To solve the integral \( \int_{-1}^{1} (x - [x]) \, dx \), where \([x]\) denotes the greatest integer function, we can break it down step by step. ### Step 1: Understanding the Function The function \( x - [x] \) represents the fractional part of \( x \). This function behaves differently depending on the interval in which \( x \) lies.
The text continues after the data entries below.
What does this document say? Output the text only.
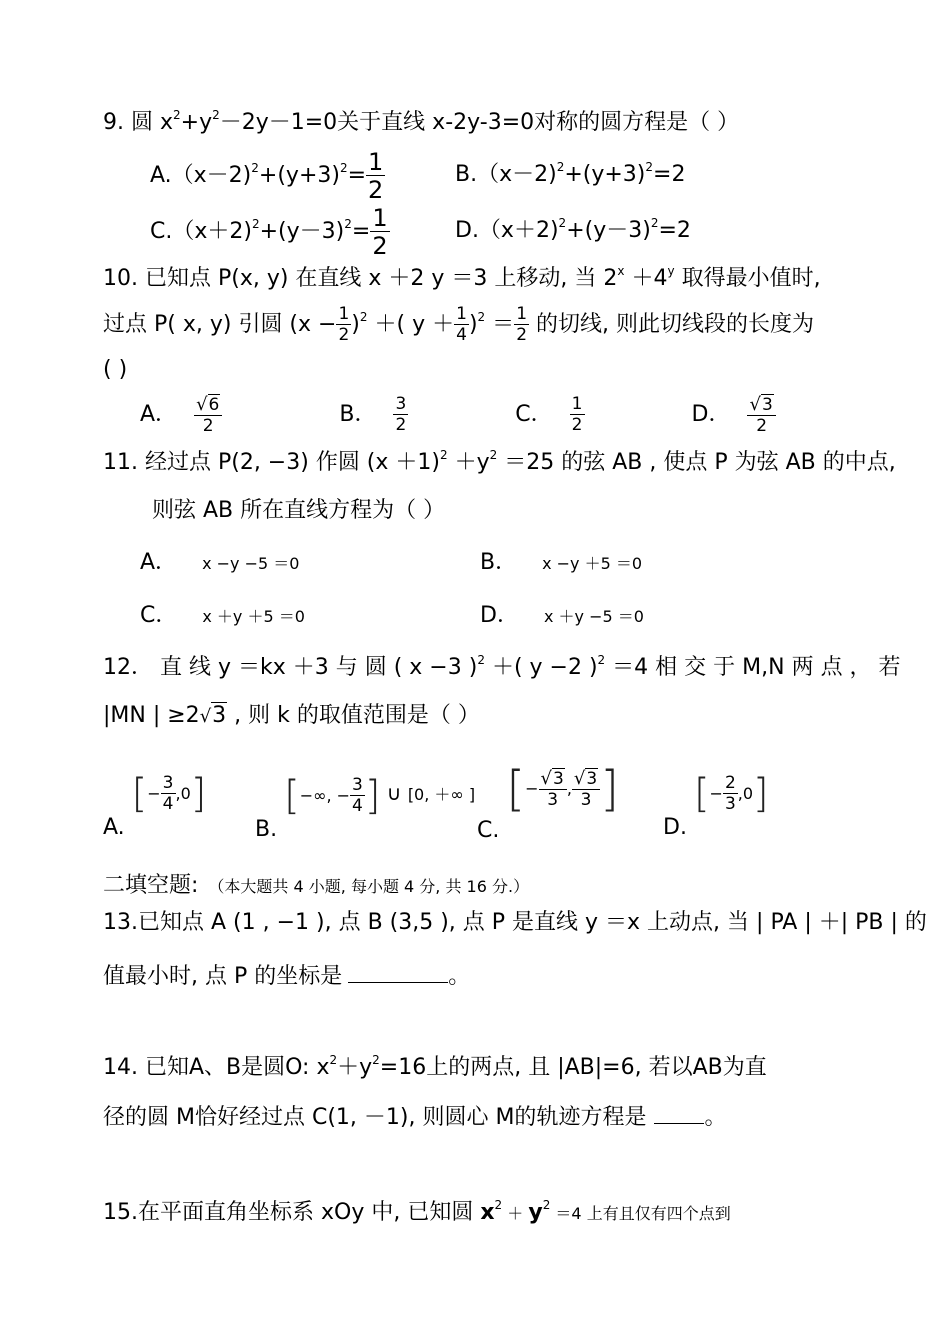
9. 圆 $x^2+y^2-2y-1=0$关于直线 x-2y-3=0对称的圆方程是（ ）
$A.(x-2)^2+(y+3)^2= \frac{1}{2}$	$B.(x-2)^2+(y+3)^2=2$
$C.(x+2)^2+(y-3)^2= \frac{1}{2}$	$D.(x+2)^2+(y-3)^2=2$
10. 已知点 P(x, y) 在直线 x ＋2 y ＝3 上移动, 当 $2^x +4^y$ 取得最小值时,
过点 P( x, y) 引圆 $(x - \frac{1}{2} )^2$ ＋( $y + \frac{1}{4} )^2 = \frac{1}{2}$ 的切线, 则此切线段的长度为
( )
A． $\frac{√6}{2}$	B． $\frac{3}{2}$	C． $\frac{1}{2}$	D． $\frac{√3}{2}$
11. 经过点 P(2, −3) 作圆 $(x +1)^2 +y^2 =25$ 的弦 AB , 使点 P 为弦 AB 的中点,
则弦 AB 所在直线方程为（ ）
A． x −y −5 ＝0	B． x −y ＋5 ＝0
C． x ＋y ＋5 ＝0	D． x ＋y −5 ＝0
12． 直 线 y ＝kx ＋3 与 圆 ( x −3 )$^2$ ＋( y −2 )$^2$ ＝4 相 交 于 M,N 两 点 ， 若
|MN | ≥2√3 , 则 k 的取值范围是（ ）
A. [− $\frac{3}{4} ,0$]
B. [−∞, − $\frac{3}{4}$ ] ∪ [0, ＋∞ ]
C. [− $\frac{√3}{3}$ , $\frac{√3}{3}$ ]
D. [− $\frac{2}{3} ,0$]
二填空题: （本大题共 4 小题, 每小题 4 分, 共 16 分.）
13.已知点 A (1 , −1 ), 点 B (3,5 ), 点 P 是直线 y ＝x 上动点, 当 | PA | ＋| PB | 的
值最小时, 点 P 的坐标是	。
14. 已知A、B是圆O: $x^2+y^2=16$上的两点, 且 |AB|=6, 若以AB为直
径的圆 M恰好经过点 C(1, －1), 则圆心 M的轨迹方程是	。
15.在平面直角坐标系 xOy 中, 已知圆 $x^2 + y^2 =4$ 上有且仅有四个点到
Specifically: - For \( x \) in the interval \([-1, 0)\), \([x] = -1\), so \( x - [x] = x + 1 \). - For \( x \) in the interval \([0, 1)\), \([x] = 0\), so \( x - [x] = x \). ### Step 2: Splitting the Integral We can split the integral into two parts based on the intervals identified: \[ \int_{-1}^{1} (x - [x]) \, dx = \int_{-1}^{0} (x + 1) \, dx + \int_{0}^{1} x \, dx \] ### Step 3: Calculating the First Integral Now we calculate the first integral: \[ \int_{-1}^{0} (x + 1) \, dx \] To evaluate this, we find the antiderivative: \[ \int (x + 1) \, dx = \frac{x^2}{2} + x \] Now we evaluate it from \(-1\) to \(0\): \[ \left[ \frac{x^2}{2} + x \right]_{-1}^{0} = \left( \frac{0^2}{2} + 0 \right) - \left( \frac{(-1)^2}{2} - 1 \right) = 0 - \left( \frac{1}{2} - 1 \right) = 0 - \left( -\frac{1}{2} \right) = \frac{1}{2} \] ### Step 4: Calculating the Second Integral Next, we calculate the second integral: \[ \int_{0}^{1} x \, dx \] The antiderivative is: \[ \int x \, dx = \frac{x^2}{2} \] Now we evaluate it from \(0\) to \(1\): \[ \left[ \frac{x^2}{2} \right]_{0}^{1} = \frac{1^2}{2} - \frac{0^2}{2} = \frac{1}{2} - 0 = \frac{1}{2} \] ### Step 5: Adding the Results Now we add the results of both integrals: \[ \int_{-1}^{1} (x - [x]) \, dx = \frac{1}{2} + \frac{1}{2} = 1 \] ### Final Answer Thus, the value of the integral \( \int_{-1}^{1} (x - [x]) \, dx \) is \( \boxed{1} \).